Ной описан как ish ha’adama, «человек земли» – ироничный или, возможно, очень точный эпитет для того, кто напрочь связан с потопом. Между тем, как Бог повелел Ною построить ковчег, и самим потопом прошло около ста лет. Век может показаться очень долгим временем, но даже в контексте библейской легенды кажется удивительным, что человек и его сыновья (без современных инструментов, без электричества, без «Леруа-Мерлен») оказались способны так быстро построить сооружение, размеров которого хватило для спасения пары каждого вида животных.
Но век – это практически невозможно долгое время для того, чтобы поддерживать веру. Представьте, каково было Ною все эти годы – каждый день его обзывали сумасшедшим, каждый день он отдавал себя без остатка (вкладывая свой труд, свои ресурсы, свои помыслы) тому, что нельзя было доказать. Чем больше времени проходило с повеления Бога, чем более «отдаленным» ощущался его приказ, тем, вероятно, труднее было поддерживать необходимую преданность делу. Это наверняка требовало постоянного внутреннего диалога и неиссякаемого количества просьб о прощении. Стало бы наше гражданское население участвовать в затемнении ради войны, которой суждено было случиться лишь через сто лет?
И все же Ною повезло больше, чем нам. На постройку ковчега у нас осталось намного меньше века, может быть, у нас осталось лет десять, чтобы осуществить все изменения, которые мы еще не сподобились честно обсудить друг с другом или с самими собой. И, в отличие от Ноя, нам придется делать это без веры. Нам предстоит не только заставить себя действовать, нам нужно выбрать, какой ковчег соорудить, – и все это без указаний свыше. Наш ковчег может быть космическим кораблем для колонизации Марса. Он может быть банком семян, чтобы начать все заново после коллапса растительной жизни, или банком ДНК, чтобы начать все заново после коллапса жизни животной. Он может быть актом коллективного самоубийства. Или волной коллективного действия.
После того как вода схлынула, Бог явил радугу в качестве символа своего завета всему сущему никогда больше не разрушать землю – отныне эта планета станет нашим единственным домом. «Я полагаю радугу мою в облаке в знак Завета между мною и Землею, и отныне, когда наведу я на Землю облако, в облаке явится радуга. И тогда я вспомню Завет мой между мною и вами и всяким живым созданием во всякой плоти, и никогда больше вода не обернется Потопом во истребление всякой плоти. И будет радуга в облаке, и я увижу ее, чтобы помнить вечный Завет между Богом и всеми живыми созданиями во всякой плоти, какая есть на Земле».

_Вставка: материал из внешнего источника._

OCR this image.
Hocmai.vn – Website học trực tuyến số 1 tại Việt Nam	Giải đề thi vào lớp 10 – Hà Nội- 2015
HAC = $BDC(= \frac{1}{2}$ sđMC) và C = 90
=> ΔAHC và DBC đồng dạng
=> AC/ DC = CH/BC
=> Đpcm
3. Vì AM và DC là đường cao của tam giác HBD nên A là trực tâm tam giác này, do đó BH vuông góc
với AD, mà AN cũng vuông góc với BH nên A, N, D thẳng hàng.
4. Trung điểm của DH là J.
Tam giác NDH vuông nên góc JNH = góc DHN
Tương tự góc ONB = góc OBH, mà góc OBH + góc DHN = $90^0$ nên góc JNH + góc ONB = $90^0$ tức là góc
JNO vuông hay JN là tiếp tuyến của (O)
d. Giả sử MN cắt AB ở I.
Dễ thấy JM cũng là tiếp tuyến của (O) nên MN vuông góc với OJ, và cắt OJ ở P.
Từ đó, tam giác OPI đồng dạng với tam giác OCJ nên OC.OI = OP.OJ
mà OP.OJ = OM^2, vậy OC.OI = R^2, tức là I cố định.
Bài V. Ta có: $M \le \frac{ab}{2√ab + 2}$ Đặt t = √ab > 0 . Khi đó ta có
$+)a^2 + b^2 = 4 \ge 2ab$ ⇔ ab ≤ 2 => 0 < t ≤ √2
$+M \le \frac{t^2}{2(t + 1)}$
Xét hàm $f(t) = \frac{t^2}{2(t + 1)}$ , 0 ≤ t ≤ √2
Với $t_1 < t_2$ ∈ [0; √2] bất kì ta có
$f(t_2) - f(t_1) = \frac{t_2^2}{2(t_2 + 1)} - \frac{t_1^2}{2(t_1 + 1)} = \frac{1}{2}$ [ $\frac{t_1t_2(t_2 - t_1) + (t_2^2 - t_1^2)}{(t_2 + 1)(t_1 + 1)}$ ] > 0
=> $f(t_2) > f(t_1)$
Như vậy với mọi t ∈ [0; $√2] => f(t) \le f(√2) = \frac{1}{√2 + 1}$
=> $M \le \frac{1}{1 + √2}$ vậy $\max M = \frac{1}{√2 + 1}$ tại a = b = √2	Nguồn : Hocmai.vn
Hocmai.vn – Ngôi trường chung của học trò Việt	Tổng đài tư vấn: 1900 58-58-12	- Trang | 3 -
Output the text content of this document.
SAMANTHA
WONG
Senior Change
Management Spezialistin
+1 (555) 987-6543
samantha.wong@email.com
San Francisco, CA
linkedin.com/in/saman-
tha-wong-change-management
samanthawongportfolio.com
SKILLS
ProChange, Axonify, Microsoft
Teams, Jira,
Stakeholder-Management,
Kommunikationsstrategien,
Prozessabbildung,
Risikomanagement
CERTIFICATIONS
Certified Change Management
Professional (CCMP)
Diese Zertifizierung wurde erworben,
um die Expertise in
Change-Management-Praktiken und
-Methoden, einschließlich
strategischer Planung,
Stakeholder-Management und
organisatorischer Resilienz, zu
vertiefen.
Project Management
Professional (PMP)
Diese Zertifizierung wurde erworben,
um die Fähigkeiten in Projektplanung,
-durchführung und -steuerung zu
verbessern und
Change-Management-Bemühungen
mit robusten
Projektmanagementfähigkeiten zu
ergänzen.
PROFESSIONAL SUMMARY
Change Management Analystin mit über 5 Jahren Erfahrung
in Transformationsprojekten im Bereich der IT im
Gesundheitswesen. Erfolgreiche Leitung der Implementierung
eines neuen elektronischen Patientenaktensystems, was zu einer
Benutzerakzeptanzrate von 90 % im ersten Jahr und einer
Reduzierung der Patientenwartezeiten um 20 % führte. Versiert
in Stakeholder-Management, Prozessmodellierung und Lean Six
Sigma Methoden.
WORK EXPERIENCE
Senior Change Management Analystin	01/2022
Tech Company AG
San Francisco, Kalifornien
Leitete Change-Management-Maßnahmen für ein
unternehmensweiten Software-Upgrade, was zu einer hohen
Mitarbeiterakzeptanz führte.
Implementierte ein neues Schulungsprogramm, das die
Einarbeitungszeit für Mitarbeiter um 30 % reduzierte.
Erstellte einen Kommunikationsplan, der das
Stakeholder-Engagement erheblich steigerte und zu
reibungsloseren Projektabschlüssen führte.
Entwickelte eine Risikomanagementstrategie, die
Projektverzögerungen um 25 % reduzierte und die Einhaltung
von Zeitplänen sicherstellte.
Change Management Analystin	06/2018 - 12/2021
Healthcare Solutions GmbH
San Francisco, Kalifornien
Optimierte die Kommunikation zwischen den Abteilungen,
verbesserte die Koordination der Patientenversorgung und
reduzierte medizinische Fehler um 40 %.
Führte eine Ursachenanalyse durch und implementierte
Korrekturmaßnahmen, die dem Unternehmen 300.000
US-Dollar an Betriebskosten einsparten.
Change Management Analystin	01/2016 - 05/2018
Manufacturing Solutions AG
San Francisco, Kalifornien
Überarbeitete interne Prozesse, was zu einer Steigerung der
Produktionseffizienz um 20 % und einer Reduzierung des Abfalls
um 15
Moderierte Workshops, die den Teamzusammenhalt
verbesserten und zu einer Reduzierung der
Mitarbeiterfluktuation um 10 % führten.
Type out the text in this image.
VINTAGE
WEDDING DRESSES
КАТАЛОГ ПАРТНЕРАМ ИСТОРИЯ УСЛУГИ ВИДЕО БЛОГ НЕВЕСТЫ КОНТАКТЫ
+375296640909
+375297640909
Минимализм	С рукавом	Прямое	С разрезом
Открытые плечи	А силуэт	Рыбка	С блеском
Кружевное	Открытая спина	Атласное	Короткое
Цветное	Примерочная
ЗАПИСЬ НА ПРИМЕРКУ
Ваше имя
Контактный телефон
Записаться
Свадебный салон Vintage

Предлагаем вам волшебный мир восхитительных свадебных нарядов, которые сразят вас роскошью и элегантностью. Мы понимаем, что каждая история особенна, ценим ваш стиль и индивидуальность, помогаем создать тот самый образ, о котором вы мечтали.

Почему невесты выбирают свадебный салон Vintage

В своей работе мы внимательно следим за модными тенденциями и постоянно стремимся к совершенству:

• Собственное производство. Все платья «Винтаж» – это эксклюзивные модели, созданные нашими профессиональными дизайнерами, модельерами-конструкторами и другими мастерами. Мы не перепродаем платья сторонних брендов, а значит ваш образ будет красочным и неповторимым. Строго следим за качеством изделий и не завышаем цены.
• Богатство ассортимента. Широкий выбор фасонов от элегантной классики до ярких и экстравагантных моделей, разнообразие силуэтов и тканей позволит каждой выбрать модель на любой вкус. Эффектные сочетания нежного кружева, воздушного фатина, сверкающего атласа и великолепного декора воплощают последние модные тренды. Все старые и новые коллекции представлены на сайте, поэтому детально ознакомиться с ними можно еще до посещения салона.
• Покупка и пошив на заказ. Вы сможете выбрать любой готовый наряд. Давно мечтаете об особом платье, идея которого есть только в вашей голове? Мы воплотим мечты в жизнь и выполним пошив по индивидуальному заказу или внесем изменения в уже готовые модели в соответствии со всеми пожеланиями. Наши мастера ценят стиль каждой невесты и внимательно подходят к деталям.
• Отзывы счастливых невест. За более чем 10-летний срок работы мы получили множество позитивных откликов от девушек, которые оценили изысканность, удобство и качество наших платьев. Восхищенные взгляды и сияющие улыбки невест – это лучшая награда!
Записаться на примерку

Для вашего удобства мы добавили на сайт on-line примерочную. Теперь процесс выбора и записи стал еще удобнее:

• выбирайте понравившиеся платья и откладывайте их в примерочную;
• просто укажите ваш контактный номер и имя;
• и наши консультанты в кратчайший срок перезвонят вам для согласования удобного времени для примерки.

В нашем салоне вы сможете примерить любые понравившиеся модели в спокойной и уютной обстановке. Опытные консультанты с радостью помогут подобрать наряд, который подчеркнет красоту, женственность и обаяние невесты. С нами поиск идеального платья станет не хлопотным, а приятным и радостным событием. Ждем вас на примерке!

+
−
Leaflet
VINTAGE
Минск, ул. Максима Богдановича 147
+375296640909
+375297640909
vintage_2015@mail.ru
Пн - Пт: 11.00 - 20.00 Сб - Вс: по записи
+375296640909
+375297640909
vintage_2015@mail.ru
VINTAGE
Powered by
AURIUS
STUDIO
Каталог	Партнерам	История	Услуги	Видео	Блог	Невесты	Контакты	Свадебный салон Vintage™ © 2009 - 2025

Бог использует слово «помнить» дважды. Странно, что всемогущей силе могла понадобиться помощь в том, чтобы по недостатку памяти не истребить свое самое важное создание. Бог Торы забывчив, и ему требуются напоминания – стоны рабов в Египте, символы его заветов, – и он ясно дает понять, что это напоминание для Него. Но это не «записка самому себе» на листке из блокнота на прикроватной тумбочке. Напоминание Богу эффектно и публично – оно в буквальном смысле пишется на небесах. Поэтому, каково бы ни было предназначение радуги, это памятка в том числе и для Ноя. Для человечества. Нам напоминается, что Бог сотворил с нами и для нас и что Бог нам обещал. Больше того, радуга напоминает нам о возможности уничтожения, что в свою очередь заставляет вспомнить о чем-то настолько важном, что оно не должно нуждаться в напоминаниях, но именно из-за этой чрезвычайной важности нуждается в напоминании больше, чем что-либо другое: мы не хотим быть уничтоженными.
В глобальном масштабе от самоубийств гибнет больше людей[317], чем от войн, убийств и природных катастроф, вместе взятых. Мы с большей вероятностью рискуем убить себя, чем быть убиты, и в этом смысле должны бояться себя больше, чем боимся других. Из радуги может получиться веревка: можно бросить ее утопающему, а можно связать в петлю.
Никто, кроме нас, не уничтожит Землю, и никто, кроме нас, ее не спасет. Самые безнадежные ситуации побуждают к самым обнадеживающим действиям. Мы нашли способы восстановить жизнь на Земле в случае ее полного коллапса, потому что мы нашли способы вызвать полный коллапс жизни на Земле. Мы сами – и потоп и ковчег.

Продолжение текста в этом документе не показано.